CEVAP: Davalı vekili; davacının sözleşmenin feshine dair iddialarının kabulünün mümkün olmadığını, müvekkili şirket tarafından Türkiye genelinde yapılan çalışmalar neticesinde verimlilik sınırı altında kalan şubelerin ticari faaliyetinin sonlandırılmasına karar verildiğini, davacı ile müvekkili şirketin her ay hesap mutabakatı yaptığını, gerek sözleşmeleri akdederken ve gerekse uygularken basiretli bir tacir gibi davranması gereken davacının bu aşamada söz konusu cari hesaptaki tutarlara itiraz etmesinin mümkün olmadığını, davacının herhangi bir manevi zararından bahsedilemeyeceğini beyan ederek davanın usul ve esas yönünden reddine karar verilmesini talep etmiştir.
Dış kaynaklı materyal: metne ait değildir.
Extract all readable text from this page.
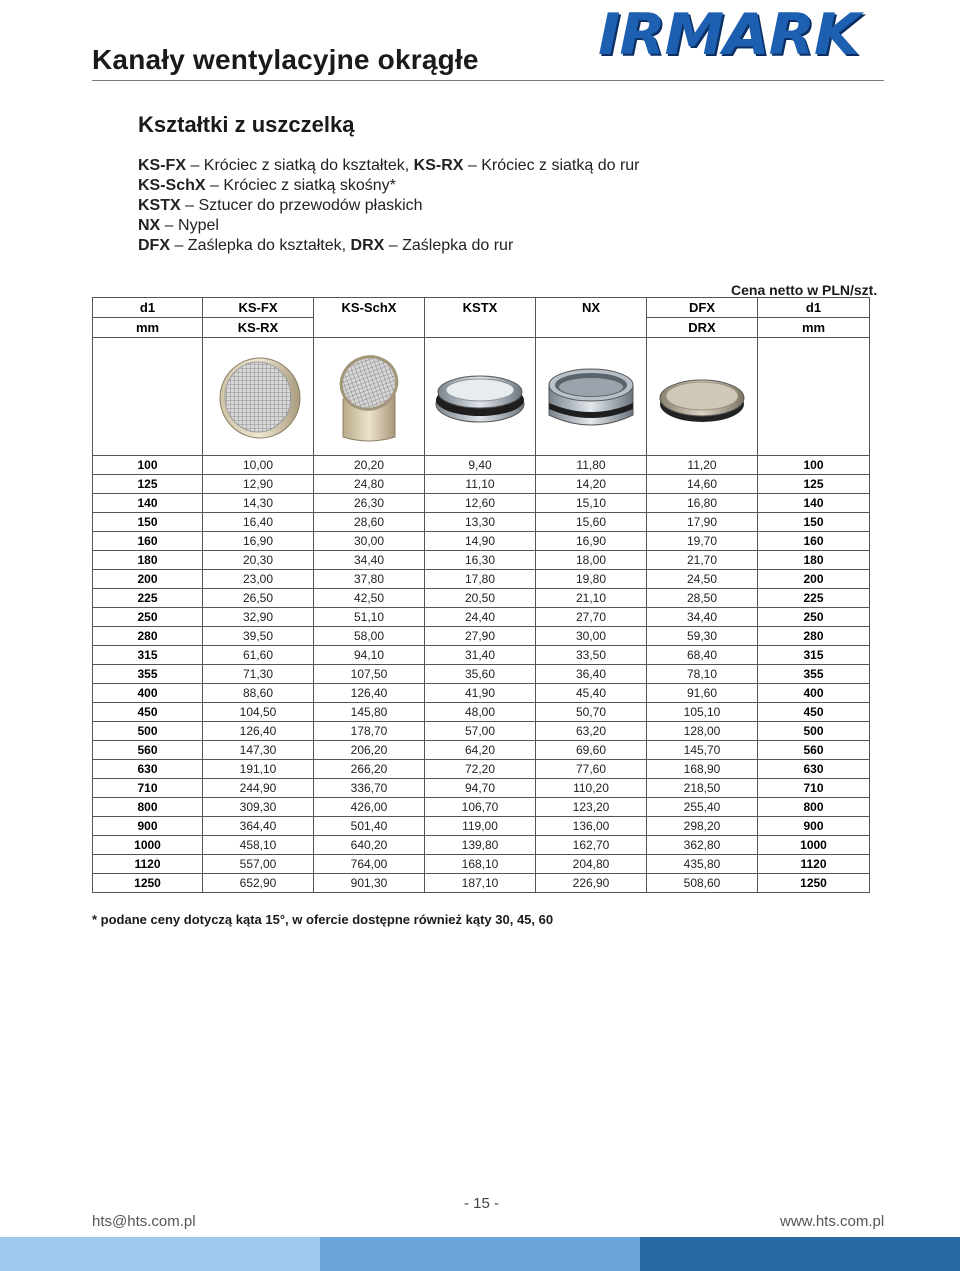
Kanały wentylacyjne okrągłe IRMARK
Kształtki z uszczelką
KS-FX – Króciec z siatką do kształtek, KS-RX – Króciec z siatką do rur
KS-SchX – Króciec z siatką skośny*
KSTX – Sztucer do przewodów płaskich
NX – Nypel
DFX – Zaślepka do kształtek, DRX – Zaślepka do rur
Cena netto w PLN/szt.
d1	KS-FX	KS-SchX	KSTX	NX	DFX	d1
mm	KS-RX				DRX	mm

100	10,00	20,20	9,40	11,80	11,20	100
125	12,90	24,80	11,10	14,20	14,60	125
140	14,30	26,30	12,60	15,10	16,80	140
150	16,40	28,60	13,30	15,60	17,90	150
160	16,90	30,00	14,90	16,90	19,70	160
180	20,30	34,40	16,30	18,00	21,70	180
200	23,00	37,80	17,80	19,80	24,50	200
225	26,50	42,50	20,50	21,10	28,50	225
250	32,90	51,10	24,40	27,70	34,40	250
280	39,50	58,00	27,90	30,00	59,30	280
315	61,60	94,10	31,40	33,50	68,40	315
355	71,30	107,50	35,60	36,40	78,10	355
400	88,60	126,40	41,90	45,40	91,60	400
450	104,50	145,80	48,00	50,70	105,10	450
500	126,40	178,70	57,00	63,20	128,00	500
560	147,30	206,20	64,20	69,60	145,70	560
630	191,10	266,20	72,20	77,60	168,90	630
710	244,90	336,70	94,70	110,20	218,50	710
800	309,30	426,00	106,70	123,20	255,40	800
900	364,40	501,40	119,00	136,00	298,20	900
1000	458,10	640,20	139,80	162,70	362,80	1000
1120	557,00	764,00	168,10	204,80	435,80	1120
1250	652,90	901,30	187,10	226,90	508,60	1250
* podane ceny dotyczą kąta 15°, w ofercie dostępne również kąty 30, 45, 60
- 15 -
hts@hts.com.pl	www.hts.com.pl
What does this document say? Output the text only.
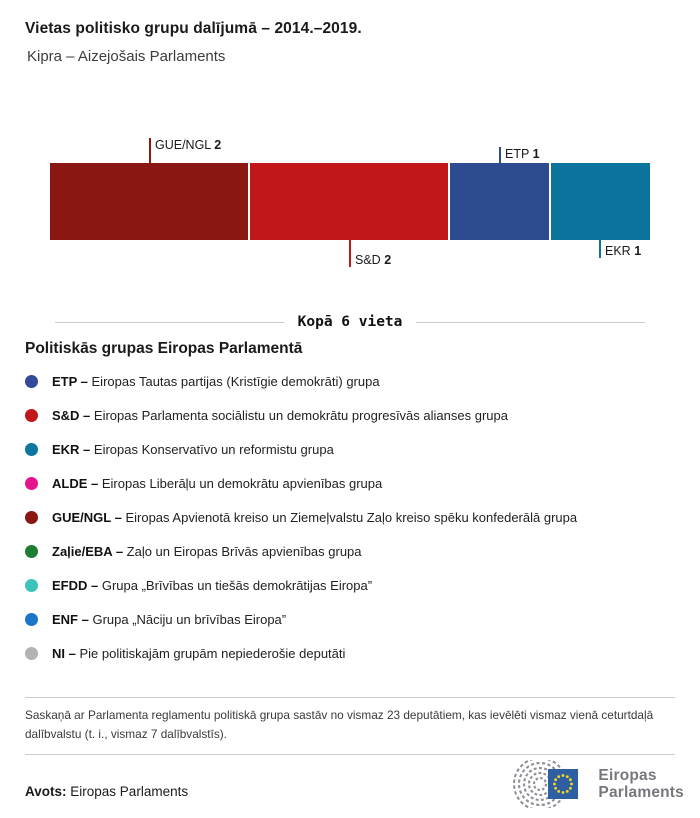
Vietas politisko grupu dalījumā – 2014.–2019.
Kipra – Aizejošais Parlaments
GUE/NGL 2
S&D 2
ETP 1
EKR 1
Kopā 6 vieta
Politiskās grupas Eiropas Parlamentā
ETP – Eiropas Tautas partijas (Kristīgie demokrāti) grupa
S&D – Eiropas Parlamenta sociālistu un demokrātu progresīvās alianses grupa
EKR – Eiropas Konservatīvo un reformistu grupa
ALDE – Eiropas Liberāļu un demokrātu apvienības grupa
GUE/NGL – Eiropas Apvienotā kreiso un Ziemeļvalstu Zaļo kreiso spēku konfederālā grupa
Zaļie/EBA – Zaļo un Eiropas Brīvās apvienības grupa
EFDD – Grupa „Brīvības un tiešās demokrātijas Eiropa”
ENF – Grupa „Nāciju un brīvības Eiropa”
NI – Pie politiskajām grupām nepiederošie deputāti
Saskaņā ar Parlamenta reglamentu politiskā grupa sastāv no vismaz 23 deputātiem, kas ievēlēti vismaz vienā ceturtdaļā dalībvalstu (t. i., vismaz 7 dalībvalstīs).
Avots: Eiropas Parlaments
Eiropas
Parlaments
İLK DERECE MAHKEMESİ KARARI: Mahkemece, taraflar arasındaki acentelik sözleşmesinin davalı tarafından haksız olarak feshedildiğini, TTK m.122 uyarınca davacının 73.560,16-TL denkleştirme tazminatına hak kazandığını, ayrıca davalı tarafça davacıdan yaptığı kesintilerin sözleşme hükümlerine uygun olarak yapıldığı ya da haklı nedenlere dayandığı yönlerinden bir delil sunulmadığı, bu nedenle haksız kesintiler sebebiyle davacının oluşan zararı nedeniyle 145.359,51-TL tazminatın davalıdan tahsilinin gerektiği gerekçesiyle bu miktarlar yönünden davanın kısmen kabulüne, tahsil tazminatı talebi bakımından davanın geri alınması nedeniyle bu talep yönünden esas hakkında hüküm tesisine yer olmadığına, yasal koşulları bulunmayan manevi tazminat talebinin ve yerinde görülmeyen sair taleplerin reddine karar verilmiştir.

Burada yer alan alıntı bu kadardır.